À mesure que nous avancions dans la grande voie qui longeait le palais, la foule devenait plus compacte. De longues files de litières et de basternes, dont les membrures étaient dorées ou argentées, et dont les rideaux d’étoffes précieuses, coquettement entr’ouverts, laissaient entrevoir des têtes de dames charmantes, se dirigeaient dans le même sens que nous. Nous allions, me dit-on, traverser le Champ de Mars pour nous rendre aux thermes. Sur notre chemin, nous devions voir un corps de troupes, armées et équipées comme les anciennes armées romaines. J’allais enfin voir de mes yeux cette puissante organisation militaire, et pouvoir la comparer avec la nôtre.
Le Champ de Mars, avec ses rangées de piliers qui supportaient les voûtes, ressem­blait à une forêt de granit taillée au cordeau. Une dizaine de mille hommes, — infanterie et cavalerie —, la pique au pied, occupait plu­sieurs allées de cette place, en attendant l’ar­rivée du tribun militaire, qui devait passer la revue.
J’exprimai le désir de nous arrêter un ins­tant, pour étudier ces troupes de plus près, et, après avoir mis pied à terre, nous parcou­rûmes les rangs.

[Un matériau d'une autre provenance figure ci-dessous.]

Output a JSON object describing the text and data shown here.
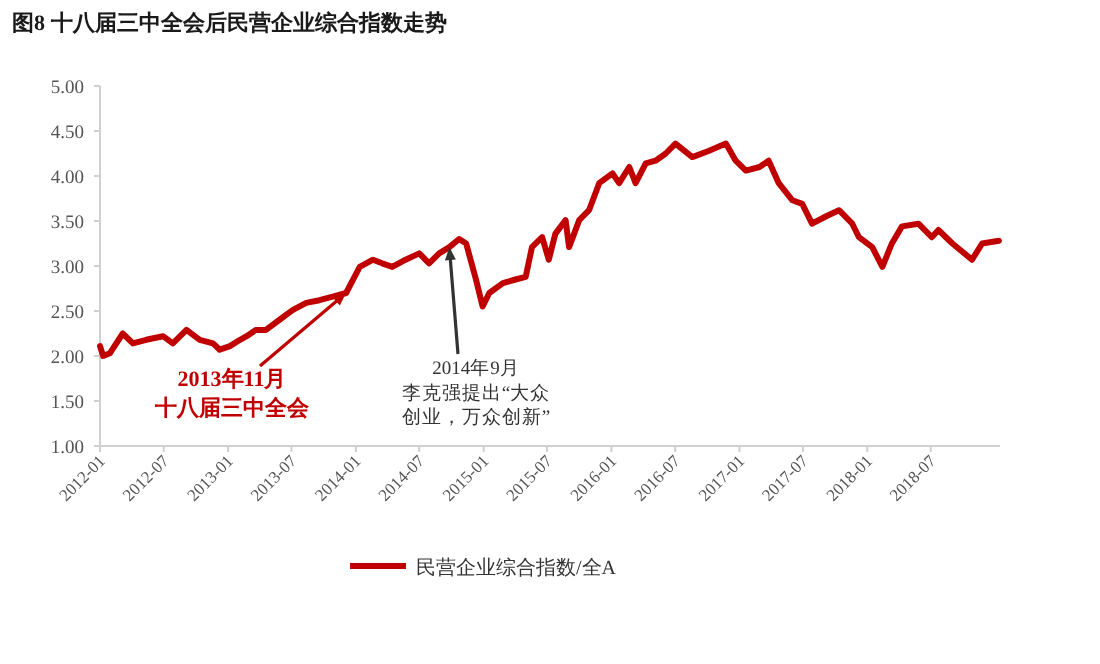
{
  "chart_data": {
    "type": "line",
    "title": "图8  十八届三中全会后民营企业综合指数走势",
    "x": [
      "2012-01-01",
      "2012-01-10",
      "2012-01-29",
      "2012-03-06",
      "2012-04-04",
      "2012-05-12",
      "2012-06-29",
      "2012-07-27",
      "2012-09-04",
      "2012-10-12",
      "2012-11-19",
      "2012-12-08",
      "2013-01-06",
      "2013-02-04",
      "2013-02-23",
      "2013-03-21",
      "2013-04-19",
      "2013-05-27",
      "2013-07-04",
      "2013-08-12",
      "2013-09-19",
      "2013-10-27",
      "2013-12-04",
      "2014-01-12",
      "2014-02-19",
      "2014-03-17",
      "2014-04-15",
      "2014-05-23",
      "2014-07-01",
      "2014-07-29",
      "2014-08-27",
      "2014-09-25",
      "2014-10-23",
      "2014-11-12",
      "2014-12-10",
      "2014-12-29",
      "2015-01-17",
      "2015-02-25",
      "2015-04-02",
      "2015-05-01",
      "2015-05-19",
      "2015-06-17",
      "2015-07-06",
      "2015-07-25",
      "2015-08-23",
      "2015-09-02",
      "2015-10-01",
      "2015-10-29",
      "2015-11-27",
      "2016-01-04",
      "2016-01-23",
      "2016-02-21",
      "2016-03-10",
      "2016-04-08",
      "2016-05-06",
      "2016-06-04",
      "2016-07-02",
      "2016-08-19",
      "2016-10-06",
      "2016-11-23",
      "2016-12-21",
      "2017-01-19",
      "2017-02-27",
      "2017-03-25",
      "2017-04-23",
      "2017-06-01",
      "2017-06-29",
      "2017-07-27",
      "2017-09-04",
      "2017-10-12",
      "2017-11-19",
      "2017-12-08",
      "2018-01-15",
      "2018-02-13",
      "2018-03-12",
      "2018-04-10",
      "2018-05-27",
      "2018-07-04",
      "2018-07-23",
      "2018-09-01",
      "2018-10-27",
      "2018-11-25",
      "2019-01-12"
    ],
    "series": [
      {
        "name": "民营企业综合指数/全A",
        "color": "#c00000",
        "values": [
          2.11,
          2.0,
          2.03,
          2.25,
          2.14,
          2.18,
          2.22,
          2.14,
          2.29,
          2.18,
          2.14,
          2.07,
          2.11,
          2.18,
          2.22,
          2.29,
          2.29,
          2.4,
          2.51,
          2.59,
          2.62,
          2.66,
          2.7,
          2.99,
          3.07,
          3.03,
          2.99,
          3.07,
          3.14,
          3.03,
          3.14,
          3.21,
          3.3,
          3.25,
          2.85,
          2.55,
          2.7,
          2.81,
          2.85,
          2.88,
          3.21,
          3.32,
          3.07,
          3.36,
          3.51,
          3.21,
          3.51,
          3.62,
          3.92,
          4.03,
          3.92,
          4.1,
          3.92,
          4.14,
          4.17,
          4.25,
          4.36,
          4.21,
          4.28,
          4.36,
          4.17,
          4.06,
          4.1,
          4.17,
          3.92,
          3.73,
          3.69,
          3.47,
          3.55,
          3.62,
          3.47,
          3.32,
          3.21,
          2.99,
          3.25,
          3.44,
          3.47,
          3.32,
          3.4,
          3.25,
          3.07,
          3.25,
          3.28
        ]
      }
    ],
    "xlim": [
      "2012-01-01",
      "2019-01-15"
    ],
    "xticks": [
      "2012-01",
      "2012-07",
      "2013-01",
      "2013-07",
      "2014-01",
      "2014-07",
      "2015-01",
      "2015-07",
      "2016-01",
      "2016-07",
      "2017-01",
      "2017-07",
      "2018-01",
      "2018-07"
    ],
    "ylim": [
      1,
      5
    ],
    "yticks": [
      {
        "value": 1,
        "label": "1.00"
      },
      {
        "value": 1.5,
        "label": "1.50"
      },
      {
        "value": 2,
        "label": "2.00"
      },
      {
        "value": 2.5,
        "label": "2.50"
      },
      {
        "value": 3,
        "label": "3.00"
      },
      {
        "value": 3.5,
        "label": "3.50"
      },
      {
        "value": 4,
        "label": "4.00"
      },
      {
        "value": 4.5,
        "label": "4.50"
      },
      {
        "value": 5,
        "label": "5.00"
      }
    ],
    "annotations": [
      {
        "text": "2013年11月十八届三中全会",
        "x": "2013-12-04",
        "y": 2.7
      },
      {
        "text": "2014年9月李克强提出“大众创业，万众创新”",
        "x": "2014-09-25",
        "y": 3.21
      }
    ],
    "legend": "bottom",
    "grid": false,
    "marker": "none",
    "line_style": "solid"
  }
}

Les soldats portaient des casques en bronze avec jugulaires ou mentonnières de même mé­tal. Ces casques étaient généralement sur­montés d’un cimier, auquel s’attachait une épaisse crinière, retombant sur l’épaule, et qui était teinte en bleu ou en rouge, comme on en voit, encore aujourd’hui, sur les casques cuivrés de nos régiments de dragons. La poi­trine était protégée par un pectoral en bronze, c’est-à-dire par une feuille métallique, cousue par les bords sur une cotte d’armes en cuir, avec lambrequins tombant sur les cuisses, ce qui constituait une cuirasse tout à la fois légère et résistante. Leur corps était enveloppé d’une tunique de laine qui ne dépassait pas les genoux. La taille était serrée par un ceinturon de cuir, peint en bleu et semé de boutons de bronze. Les jambes étaient protégées, en avant, par des jambières de fer poli, qu’on appelait des Cnémides ; et ceux qui ne portaient pas de jambières avaient, sous leur tunique, des demi-braies, qui laissaient le bas des jambes à découvert. Comme armes, ils portaient, dans la main droite, la pique ou pilum, arme de jet qui était lancée sur l’ennemi, avant l’attaque à l’épée. Cette épée à manche d’ivoire, à lame courte, était l’arme nationale des Romains. Elle était pendue à droite, à l’aide d’un baudrier en cuir, liséré de rouge et orné d’arabesques de même cou­leur. Un bouclier, tantôt ovale, tantôt quadrangulaire, était passé, au moyen de cour­roies, dans l’avant-bras gauche, et c’est parce que leur bras gauche était engagé dans ce bouclier qu’ils portaient l’épée à droite. Mais ce qui donnait à tous ces soldats un air de dignité et de majesté incomparable, c’était le manteau de laine agrafé sur l’épaule droite, par la fibule militaire, et qui retombait der­rière eux jusqu’à mi-corps : on l’appelait le sagum. Les couleurs des manteaux, des cottes de cuir, des tuniques et des demi-braies étaient différentes, suivant les corps auxquels ces soldats appartenaient. Comme chaussures, il est à peine besoin de dire qu’ils por­taient de simples quartiers de cuir, tailladés à jour sur les côtés, et qui se laçaient avec des cordons ou lanières autour des chevilles.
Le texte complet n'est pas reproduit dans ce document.